DELRAY BEACH, FL - Wood machinery trade groups WMIA and WMMA, part owners of the International Woodworking Machinery & Furniture Supply Fair (IWF), jointly bought out the American Home Furnishings Alliance's one-third interest in the biennial show. Separately, WMMA (Wood Machinery Manufacturers of America) and WMIA (Woodworking Machinery Industry Assn.) said they have entered into a new partnership agreement to own and manage the IWF trade show.
WMMA president Mark Chappell adds his signature to the agreement signed by John Henderson, WMIA president, under which the two wood industry trade groups bought the American Home Furnishings Alliance's one-third interest in IWF. WMIA and WMMA will now jointly own and manage the IWF woodworking show. The announcement came at WIC 2012, the annual Wood Industry Conference running through Friday in Delray Beach, FL. The transaction is expected to close following the end of IWF 2012's August 22-25 run in Atlanta.
The deal follows a lengthy negotiation process over the future management of the show, as existing agreements among the owners were set to expire.
The three parties have jointly operated the IWF show, North America's largest woodworking equipment and supply showcase, for 30 years.
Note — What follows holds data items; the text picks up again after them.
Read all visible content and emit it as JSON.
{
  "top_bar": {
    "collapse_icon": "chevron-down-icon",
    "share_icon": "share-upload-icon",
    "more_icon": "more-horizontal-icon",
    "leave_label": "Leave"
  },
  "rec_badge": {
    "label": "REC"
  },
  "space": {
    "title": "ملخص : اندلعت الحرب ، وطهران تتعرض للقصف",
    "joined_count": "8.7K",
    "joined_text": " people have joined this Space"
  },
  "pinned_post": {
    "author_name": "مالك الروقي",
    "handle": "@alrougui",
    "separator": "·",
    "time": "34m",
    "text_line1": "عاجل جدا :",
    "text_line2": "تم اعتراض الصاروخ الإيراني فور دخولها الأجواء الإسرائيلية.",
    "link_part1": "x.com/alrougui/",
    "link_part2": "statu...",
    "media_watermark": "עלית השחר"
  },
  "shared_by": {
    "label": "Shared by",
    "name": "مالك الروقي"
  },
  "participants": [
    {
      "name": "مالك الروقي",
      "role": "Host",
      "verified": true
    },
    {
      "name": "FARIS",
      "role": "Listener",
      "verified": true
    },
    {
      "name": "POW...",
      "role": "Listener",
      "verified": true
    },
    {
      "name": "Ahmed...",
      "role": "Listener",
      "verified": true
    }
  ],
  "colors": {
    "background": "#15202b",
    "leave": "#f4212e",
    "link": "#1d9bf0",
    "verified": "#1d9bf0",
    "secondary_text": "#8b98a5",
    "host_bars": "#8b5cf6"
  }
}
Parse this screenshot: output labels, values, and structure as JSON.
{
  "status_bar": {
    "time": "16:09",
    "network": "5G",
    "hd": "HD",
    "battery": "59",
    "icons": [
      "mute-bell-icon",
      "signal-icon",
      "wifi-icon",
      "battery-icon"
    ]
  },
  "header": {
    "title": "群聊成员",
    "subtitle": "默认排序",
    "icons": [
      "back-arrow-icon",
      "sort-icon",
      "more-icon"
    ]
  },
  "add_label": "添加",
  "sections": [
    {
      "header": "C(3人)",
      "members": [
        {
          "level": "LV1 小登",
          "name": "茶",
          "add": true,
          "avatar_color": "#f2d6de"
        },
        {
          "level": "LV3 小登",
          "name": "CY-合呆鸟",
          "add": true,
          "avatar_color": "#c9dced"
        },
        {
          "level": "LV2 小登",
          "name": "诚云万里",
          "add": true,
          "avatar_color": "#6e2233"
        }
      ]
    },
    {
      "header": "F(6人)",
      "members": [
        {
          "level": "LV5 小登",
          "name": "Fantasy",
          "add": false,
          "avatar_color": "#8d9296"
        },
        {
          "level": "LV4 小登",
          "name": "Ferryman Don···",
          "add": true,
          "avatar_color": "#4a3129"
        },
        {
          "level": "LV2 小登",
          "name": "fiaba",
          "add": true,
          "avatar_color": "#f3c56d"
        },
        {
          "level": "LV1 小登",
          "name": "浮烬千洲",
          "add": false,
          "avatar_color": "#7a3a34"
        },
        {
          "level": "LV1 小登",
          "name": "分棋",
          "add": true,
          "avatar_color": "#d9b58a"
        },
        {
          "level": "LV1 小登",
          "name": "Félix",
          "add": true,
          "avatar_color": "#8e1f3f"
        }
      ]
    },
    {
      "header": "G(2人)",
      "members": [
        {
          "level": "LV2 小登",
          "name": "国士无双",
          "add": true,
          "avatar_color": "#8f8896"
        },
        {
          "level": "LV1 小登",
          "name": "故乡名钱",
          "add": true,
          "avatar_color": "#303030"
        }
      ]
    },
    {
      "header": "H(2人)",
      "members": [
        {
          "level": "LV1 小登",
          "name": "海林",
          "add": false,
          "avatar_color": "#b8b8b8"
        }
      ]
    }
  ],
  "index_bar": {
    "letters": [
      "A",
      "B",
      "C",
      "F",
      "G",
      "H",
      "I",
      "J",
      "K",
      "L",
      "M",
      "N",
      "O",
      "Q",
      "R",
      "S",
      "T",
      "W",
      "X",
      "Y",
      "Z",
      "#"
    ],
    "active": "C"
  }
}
Signing the agreement on behalf of the AHFA was association Vice Chairman Wyatt Bassett, CEO of Vaughan-Bassett Furniture Co. WMIA President John Henderson and WMMA President Mark Chappell signed on behalf of their respective associations.
"Our decision is not only good for the thousands of woodworkers in North America and abroad who attend IWF, but also for the numerous companies that exhibit," said Henderson.
Chappell added that IWF gives attendees the chance to "see firsthand new technology in action and new equipment being introduced."
In a statement announcing the ownership change, WMMA and WMIA said IWF will carry on the tradition set in place by the original three associations, "yet change to answer the needs of today's marketplace."
When asked what type of changes might be expected, Chappell said the show may reach into new business markets, and would try to "get back to the 700,000 square foot size" to make it a truly global wood industry event."